Der Mann nickte müde.»Blackfish führte die vorderste Reihe an, machte unsere Wachen nieder und riß für den Hauptangriff die Palisaden ein. Als unsere Männer merkten, was vor sich ging, strömten schon Reiter über die Gräben und galoppierten mit Schwertern und Fackeln in Händen durchs Lager. Ich hatte am Westufer geschlafen, zwischen den Flüssen. Als wir die Kämpfe hörten und sahen, daß die Zelte in Flammen standen, führte uns Lord Brax zu den Flößen, und wir versuchten, hinüberzustaken, doch die Strömung drückte uns flußabwärts, und die Tullys fingen an, uns von Katapulten auf ihren Mauern mit Steinen zu beschießen. Ich habe gesehen, wie ein Floß zu Brennholz zertrümmert wurde und drei andere kenterten. Männer fielen in den Fluß und ertranken… und auf diejenigen, die es nach drüben schafften, warteten am Ufer die Starks.«

Ser Flement Brax trug einen silberroten Wappenrock und zeigte die Miene eines Mannes, der nicht verstand, was er eben gehört hatte.»Mein Hoher Vater…«

«Es tut mir leid, Mylord«, sagte der Bote.»Lord Brax trug seine Rüstung, als das Floß kenterte. Er war sehr tapfer.«

Er war ein Narr, dachte Tyrion, schwenkte seinen Becher und starrte in die Tiefen des Weines. Bei Nacht einen Fluß auf einem groben Floß zu überqueren, in voller Rüstung, während drüben der Feind wartete — wenn das Tapferkeit war, wollte er sich doch immer für die Feigheit entscheiden. Er fragte sich, ob sich Lord Brax besonders tapfer gefühlt hatte, als das Gewicht des Stahls ihn in die schwarzen Fluten zog.

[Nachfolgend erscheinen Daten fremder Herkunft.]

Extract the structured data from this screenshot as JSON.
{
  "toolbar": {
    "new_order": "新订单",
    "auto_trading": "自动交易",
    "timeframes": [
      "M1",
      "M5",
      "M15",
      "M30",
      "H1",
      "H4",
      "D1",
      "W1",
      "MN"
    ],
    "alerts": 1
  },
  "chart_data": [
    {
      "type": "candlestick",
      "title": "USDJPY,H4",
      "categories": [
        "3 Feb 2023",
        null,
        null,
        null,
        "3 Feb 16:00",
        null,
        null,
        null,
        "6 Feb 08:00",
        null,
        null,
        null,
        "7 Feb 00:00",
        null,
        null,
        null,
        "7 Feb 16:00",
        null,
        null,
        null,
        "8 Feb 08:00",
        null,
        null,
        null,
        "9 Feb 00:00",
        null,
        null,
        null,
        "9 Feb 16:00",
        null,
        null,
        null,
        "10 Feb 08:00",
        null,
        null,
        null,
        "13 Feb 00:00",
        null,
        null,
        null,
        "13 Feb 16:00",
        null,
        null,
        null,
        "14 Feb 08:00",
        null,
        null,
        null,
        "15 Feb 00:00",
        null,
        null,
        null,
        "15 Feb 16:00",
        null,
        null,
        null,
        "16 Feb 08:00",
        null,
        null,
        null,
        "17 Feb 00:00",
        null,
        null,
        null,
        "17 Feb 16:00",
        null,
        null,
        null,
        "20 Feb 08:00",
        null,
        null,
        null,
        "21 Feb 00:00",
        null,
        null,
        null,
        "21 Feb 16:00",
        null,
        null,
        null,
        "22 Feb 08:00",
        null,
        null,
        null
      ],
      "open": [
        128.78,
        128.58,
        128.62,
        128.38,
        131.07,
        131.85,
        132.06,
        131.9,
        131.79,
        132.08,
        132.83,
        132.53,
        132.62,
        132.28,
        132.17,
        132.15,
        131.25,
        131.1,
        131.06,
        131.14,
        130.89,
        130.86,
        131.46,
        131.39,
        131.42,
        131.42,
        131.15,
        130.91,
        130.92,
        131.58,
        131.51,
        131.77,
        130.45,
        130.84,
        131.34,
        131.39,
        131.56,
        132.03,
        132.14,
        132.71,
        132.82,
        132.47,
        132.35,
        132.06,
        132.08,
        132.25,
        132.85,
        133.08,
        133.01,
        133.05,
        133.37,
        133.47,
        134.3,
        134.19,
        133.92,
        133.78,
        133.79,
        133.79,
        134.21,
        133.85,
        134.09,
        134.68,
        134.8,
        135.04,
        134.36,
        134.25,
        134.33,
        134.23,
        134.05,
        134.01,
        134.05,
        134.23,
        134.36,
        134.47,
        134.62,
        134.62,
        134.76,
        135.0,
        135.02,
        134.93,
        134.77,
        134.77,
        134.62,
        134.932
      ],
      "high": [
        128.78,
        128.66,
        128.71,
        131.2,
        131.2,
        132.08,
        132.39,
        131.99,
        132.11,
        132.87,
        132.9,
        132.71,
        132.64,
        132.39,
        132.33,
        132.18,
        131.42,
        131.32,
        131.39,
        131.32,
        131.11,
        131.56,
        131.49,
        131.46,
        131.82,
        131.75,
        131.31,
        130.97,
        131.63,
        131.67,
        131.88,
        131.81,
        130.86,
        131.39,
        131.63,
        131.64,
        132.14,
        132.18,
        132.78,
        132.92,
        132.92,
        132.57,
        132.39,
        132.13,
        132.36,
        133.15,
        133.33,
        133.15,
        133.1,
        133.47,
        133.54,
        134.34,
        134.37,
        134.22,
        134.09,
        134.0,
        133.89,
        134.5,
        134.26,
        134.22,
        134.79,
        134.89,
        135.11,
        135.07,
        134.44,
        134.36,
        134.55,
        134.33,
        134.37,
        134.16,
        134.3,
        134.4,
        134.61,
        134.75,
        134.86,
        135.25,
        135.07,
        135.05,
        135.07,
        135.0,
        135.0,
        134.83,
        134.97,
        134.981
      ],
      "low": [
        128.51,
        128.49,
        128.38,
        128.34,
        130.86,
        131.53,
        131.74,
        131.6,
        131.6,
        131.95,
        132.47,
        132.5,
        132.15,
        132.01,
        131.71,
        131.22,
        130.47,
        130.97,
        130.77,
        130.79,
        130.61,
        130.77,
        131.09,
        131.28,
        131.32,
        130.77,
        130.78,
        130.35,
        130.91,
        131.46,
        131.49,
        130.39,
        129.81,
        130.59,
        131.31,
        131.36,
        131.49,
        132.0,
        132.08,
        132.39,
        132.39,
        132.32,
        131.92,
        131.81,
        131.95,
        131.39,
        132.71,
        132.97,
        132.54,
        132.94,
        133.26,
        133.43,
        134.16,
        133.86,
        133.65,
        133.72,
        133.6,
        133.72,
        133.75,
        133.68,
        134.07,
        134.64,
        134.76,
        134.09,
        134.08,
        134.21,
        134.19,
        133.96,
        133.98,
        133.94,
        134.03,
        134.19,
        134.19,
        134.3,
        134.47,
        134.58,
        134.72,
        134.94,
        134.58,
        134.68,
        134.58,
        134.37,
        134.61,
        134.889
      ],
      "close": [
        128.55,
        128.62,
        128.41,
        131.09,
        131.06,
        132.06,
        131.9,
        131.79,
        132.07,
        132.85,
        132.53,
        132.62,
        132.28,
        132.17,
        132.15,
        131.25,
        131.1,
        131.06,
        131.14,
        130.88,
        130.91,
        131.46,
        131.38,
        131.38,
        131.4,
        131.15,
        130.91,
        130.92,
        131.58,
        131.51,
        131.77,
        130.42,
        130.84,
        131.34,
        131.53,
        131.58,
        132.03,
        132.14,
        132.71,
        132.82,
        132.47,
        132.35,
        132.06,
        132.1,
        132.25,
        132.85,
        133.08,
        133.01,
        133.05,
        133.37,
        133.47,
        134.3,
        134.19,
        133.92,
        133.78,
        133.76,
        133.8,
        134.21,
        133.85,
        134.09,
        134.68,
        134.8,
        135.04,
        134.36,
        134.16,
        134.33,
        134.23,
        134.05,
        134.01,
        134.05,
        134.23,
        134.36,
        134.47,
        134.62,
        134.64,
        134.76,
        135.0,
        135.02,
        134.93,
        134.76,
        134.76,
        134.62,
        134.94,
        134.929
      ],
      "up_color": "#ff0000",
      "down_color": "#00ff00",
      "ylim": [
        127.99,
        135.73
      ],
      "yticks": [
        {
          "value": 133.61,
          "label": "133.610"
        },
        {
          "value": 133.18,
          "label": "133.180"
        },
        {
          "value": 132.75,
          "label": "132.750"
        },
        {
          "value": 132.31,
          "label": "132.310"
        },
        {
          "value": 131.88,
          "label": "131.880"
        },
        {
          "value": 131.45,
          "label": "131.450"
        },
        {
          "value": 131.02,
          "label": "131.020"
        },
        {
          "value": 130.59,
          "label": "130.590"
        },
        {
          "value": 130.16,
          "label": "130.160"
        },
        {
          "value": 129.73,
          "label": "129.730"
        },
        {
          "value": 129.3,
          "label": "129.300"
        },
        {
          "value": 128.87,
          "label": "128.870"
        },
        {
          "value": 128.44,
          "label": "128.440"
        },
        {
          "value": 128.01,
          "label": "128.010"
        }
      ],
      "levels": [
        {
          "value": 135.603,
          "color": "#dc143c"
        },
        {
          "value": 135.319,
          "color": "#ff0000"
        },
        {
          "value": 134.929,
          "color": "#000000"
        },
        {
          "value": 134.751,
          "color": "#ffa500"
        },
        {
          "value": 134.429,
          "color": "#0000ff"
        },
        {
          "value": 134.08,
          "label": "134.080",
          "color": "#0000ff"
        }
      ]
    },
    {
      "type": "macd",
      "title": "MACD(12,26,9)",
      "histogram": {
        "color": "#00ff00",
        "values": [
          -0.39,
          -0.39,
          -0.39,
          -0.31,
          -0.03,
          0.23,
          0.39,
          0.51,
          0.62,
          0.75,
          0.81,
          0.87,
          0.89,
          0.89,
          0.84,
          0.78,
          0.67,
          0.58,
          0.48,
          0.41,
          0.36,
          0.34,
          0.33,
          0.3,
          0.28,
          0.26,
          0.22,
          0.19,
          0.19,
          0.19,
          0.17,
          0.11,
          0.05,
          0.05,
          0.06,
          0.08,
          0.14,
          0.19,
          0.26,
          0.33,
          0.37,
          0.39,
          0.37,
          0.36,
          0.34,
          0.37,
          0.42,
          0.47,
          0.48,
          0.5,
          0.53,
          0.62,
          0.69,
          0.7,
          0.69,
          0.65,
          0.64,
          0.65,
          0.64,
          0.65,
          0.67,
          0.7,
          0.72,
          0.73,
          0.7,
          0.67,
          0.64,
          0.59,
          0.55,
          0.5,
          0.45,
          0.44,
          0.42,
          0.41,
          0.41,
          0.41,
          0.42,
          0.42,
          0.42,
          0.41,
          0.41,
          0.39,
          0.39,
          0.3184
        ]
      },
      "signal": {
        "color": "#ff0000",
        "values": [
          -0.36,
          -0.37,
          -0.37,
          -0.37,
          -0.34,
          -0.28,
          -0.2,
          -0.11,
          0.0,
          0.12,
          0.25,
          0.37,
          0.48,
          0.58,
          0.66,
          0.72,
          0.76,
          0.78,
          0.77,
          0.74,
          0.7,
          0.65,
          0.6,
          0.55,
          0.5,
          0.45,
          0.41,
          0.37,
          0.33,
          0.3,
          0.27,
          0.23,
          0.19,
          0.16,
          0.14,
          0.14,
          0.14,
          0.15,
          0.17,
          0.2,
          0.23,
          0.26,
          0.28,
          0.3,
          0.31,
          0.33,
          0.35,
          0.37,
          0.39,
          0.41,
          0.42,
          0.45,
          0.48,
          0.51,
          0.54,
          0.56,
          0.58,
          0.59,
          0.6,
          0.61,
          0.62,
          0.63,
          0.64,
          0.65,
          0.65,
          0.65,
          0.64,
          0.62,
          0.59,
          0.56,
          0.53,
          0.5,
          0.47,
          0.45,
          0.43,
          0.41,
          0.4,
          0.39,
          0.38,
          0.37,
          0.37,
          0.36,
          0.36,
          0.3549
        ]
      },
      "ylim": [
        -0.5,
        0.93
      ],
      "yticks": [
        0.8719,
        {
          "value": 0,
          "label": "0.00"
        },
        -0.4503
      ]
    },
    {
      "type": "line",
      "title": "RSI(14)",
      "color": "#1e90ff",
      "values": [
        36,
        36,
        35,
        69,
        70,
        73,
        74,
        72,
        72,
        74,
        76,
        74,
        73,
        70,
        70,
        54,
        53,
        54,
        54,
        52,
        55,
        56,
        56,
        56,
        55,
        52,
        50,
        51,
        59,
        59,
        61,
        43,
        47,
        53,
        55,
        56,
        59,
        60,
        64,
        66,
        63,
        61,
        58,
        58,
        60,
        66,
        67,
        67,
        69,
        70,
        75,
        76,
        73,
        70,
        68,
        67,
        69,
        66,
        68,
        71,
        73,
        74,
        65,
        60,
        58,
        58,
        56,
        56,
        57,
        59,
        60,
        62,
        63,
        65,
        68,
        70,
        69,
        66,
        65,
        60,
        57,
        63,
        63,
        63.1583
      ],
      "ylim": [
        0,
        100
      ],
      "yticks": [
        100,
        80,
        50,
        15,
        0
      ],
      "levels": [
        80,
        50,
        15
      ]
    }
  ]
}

«Das Lager zwischen den Flüssen wurde ebenso überrannt«, sagte der Bote.»Während wir versuchten, hinüberzukommen, drangen immer mehr Starks von Westen heran, zwei Kolonnen gepanzerter Reiter. Ich habe Lord Umbers Riesen im Kettenhemd und den Adler von Mallister gesehen, aber es war der Junge, der sie angeführt hat, mit einem mächtigen Wolf an seiner Seite. Ich war nicht dabei, aber es hieß, das Vieh habe vier Mann getötet und ein Dutzend Pferde gerissen. Unsere Speerkämpfer formierten einen Schildwall und hielten ihrem ersten Angriff stand, indes die Tullys jedoch bemerkten, daß wir beschäftigt waren, öffneten sie die Tore von Riverrun, und Tytos Blackwood führte einen Ausfall über die Zugbrücke und machte sich von hinten über sie her.«

«Bei allen Göttern«, fluchte Lord Lefford.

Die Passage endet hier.